Although the optimum operation of the illustrated device was realized with an operating pressure of from 2 to 4 p.s.i.g., it is stressed that higher operating pressures may be used when particular care is taken to smooth blood-contacting surfaces in such a way as to avoid excessive mechanical shear on the formed elements of the blood. For example, a stream-lined or smooth-surfaced wall 49 with gently rounded corners of aperture 34 is advantageous in this respect. In general, however, a low-pressure process is most desirable for use in emergency blood-donation procedures.
Another embodiment of the apparatus is disclosed in FIG. 3. In this apparatus, which is most useful in analytical work, a hypodermic syringe 50 has been utilized to withdraw a blood sample from a patient. The needle (not shown) of the syringe is then removed and the syringe is attached, by means of a fastening means 52, such as Luer lock 54, to filtration cell 56. Filtration cell 56 comprises a top retaining plate 58, filtration membrane 60, a sintered porous polyethylene support disk 62, and a bottom retaining plate 64.

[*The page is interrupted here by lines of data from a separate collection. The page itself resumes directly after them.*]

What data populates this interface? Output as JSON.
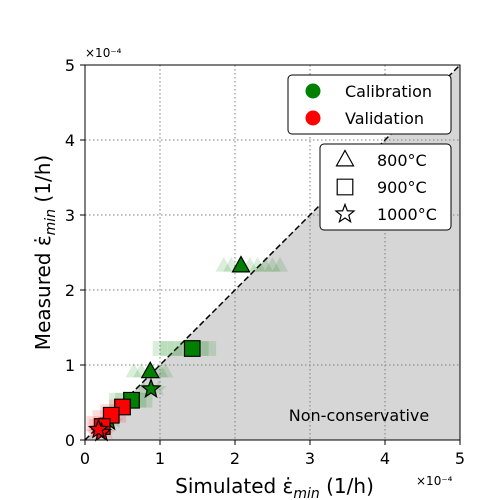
{
  "chart_data": {
    "type": "scatter",
    "xlabel": "Simulated ε̇",
    "xlabel_sub": "min",
    "xlabel_unit": " (1/h)",
    "ylabel": "Measured ε̇",
    "ylabel_sub": "min",
    "ylabel_unit": " (1/h)",
    "x_exponent": "×10⁻⁴",
    "y_exponent": "×10⁻⁴",
    "xlim": [
      0,
      5
    ],
    "ylim": [
      0,
      5
    ],
    "xticks": [
      "0",
      "1",
      "2",
      "3",
      "4",
      "5"
    ],
    "yticks": [
      "0",
      "1",
      "2",
      "3",
      "4",
      "5"
    ],
    "grid": true,
    "region_annotation": "Non-conservative",
    "colors": {
      "calibration": "#008000",
      "validation": "#ff0000",
      "region": "#d6d6d6",
      "grid": "#808080"
    },
    "legend_sets": [
      {
        "placement": "top-right",
        "entries": [
          {
            "label": "Calibration",
            "marker": "circle",
            "color": "#008000"
          },
          {
            "label": "Validation",
            "marker": "circle",
            "color": "#ff0000"
          }
        ]
      },
      {
        "placement": "upper-right",
        "entries": [
          {
            "label": "800°C",
            "marker": "triangle"
          },
          {
            "label": "900°C",
            "marker": "square"
          },
          {
            "label": "1000°C",
            "marker": "star"
          }
        ]
      }
    ],
    "series": [
      {
        "group": "calibration",
        "temperature": "800°C",
        "marker": "triangle",
        "main": [
          [
            2.08,
            2.32
          ],
          [
            0.87,
            0.91
          ]
        ],
        "spread": [
          [
            1.85,
            2.32
          ],
          [
            1.95,
            2.32
          ],
          [
            2.2,
            2.32
          ],
          [
            2.3,
            2.32
          ],
          [
            2.4,
            2.32
          ],
          [
            2.5,
            2.32
          ],
          [
            2.6,
            2.32
          ],
          [
            0.65,
            0.91
          ],
          [
            0.75,
            0.91
          ],
          [
            1.0,
            0.91
          ],
          [
            1.07,
            0.91
          ]
        ]
      },
      {
        "group": "calibration",
        "temperature": "900°C",
        "marker": "square",
        "main": [
          [
            1.43,
            1.22
          ],
          [
            0.62,
            0.53
          ]
        ],
        "spread": [
          [
            1.0,
            1.22
          ],
          [
            1.1,
            1.22
          ],
          [
            1.2,
            1.22
          ],
          [
            1.3,
            1.22
          ],
          [
            1.55,
            1.22
          ],
          [
            1.65,
            1.22
          ],
          [
            0.42,
            0.53
          ],
          [
            0.5,
            0.53
          ],
          [
            0.72,
            0.53
          ],
          [
            0.8,
            0.53
          ]
        ]
      },
      {
        "group": "calibration",
        "temperature": "1000°C",
        "marker": "star",
        "main": [
          [
            0.88,
            0.68
          ],
          [
            0.32,
            0.25
          ]
        ],
        "spread": [
          [
            0.78,
            0.68
          ],
          [
            0.98,
            0.68
          ],
          [
            0.25,
            0.25
          ],
          [
            0.4,
            0.25
          ]
        ]
      },
      {
        "group": "validation",
        "temperature": "900°C",
        "marker": "square",
        "main": [
          [
            0.5,
            0.44
          ],
          [
            0.35,
            0.33
          ],
          [
            0.23,
            0.18
          ]
        ],
        "spread": [
          [
            0.12,
            0.22
          ],
          [
            0.2,
            0.3
          ],
          [
            0.3,
            0.38
          ],
          [
            0.42,
            0.44
          ],
          [
            0.45,
            0.33
          ],
          [
            0.15,
            0.18
          ]
        ]
      },
      {
        "group": "validation",
        "temperature": "1000°C",
        "marker": "star",
        "main": [
          [
            0.22,
            0.1
          ],
          [
            0.18,
            0.14
          ]
        ],
        "spread": [
          [
            0.12,
            0.1
          ],
          [
            0.3,
            0.1
          ]
        ]
      }
    ]
  }
}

Retaining plate 58 comprises a spiral ridge forming a shallow flow path 66 having a depth of 6 mils, a width of 0.5 cm. and a length of 70 cm. between inlet port 68 and outlet port 70. Retaining plate 64 comprises a filtration outlet port 71.
In order to achieve the most reproducible filtration results, it has been found more desirable to provide the above-described apparatus with a positive pressure control means rather than to rely upon the manual pressure exerted by a number of different operators. Therefore, a spring means 72 is mounted, at one end 74 thereof, on projecting outlet port 70. The other end 76 of the spring is adapted to press on plunger 78 of the hypodermic syringe 50. When spring means 72 is so mounted as to rest on plunger 78, a controlled amount of pressure, about 2.5 p.s.i., is generated for filtering the blood. Another advantage is that one operator can utilize a number of these devices at a single time since they do not require close attention during the filtration operation.
FIG. 4 shows a schematic diagram showing the analytical device of FIG. 3 in operation. A plasma fraction of the blood is being collected in vessel 82 while the other blood components are being collected in vessel 80.
Using the cellulosic ester membrane described above, less than 0.1% hemolysis was observed, and the plasma obtained was not detectably different from that obtained by conventional centrifugation. From a 10 ml. sample of fresh blood of normal hematocrit, there was obtained, in a filtering time of 15 to 20 minutes, approximately 3.0 to 3.4 ml. of plasma. Similar results were obtained using under the same conditions a polycarbonate membrane 1-10 mils thick) having a pore size of 0.5±0.06 microns available under the trademark Nuclepore from the General Electric Company.
Various other advantages and modifications will be apparent to those skilled in the art and fall within the scope of the appended claims.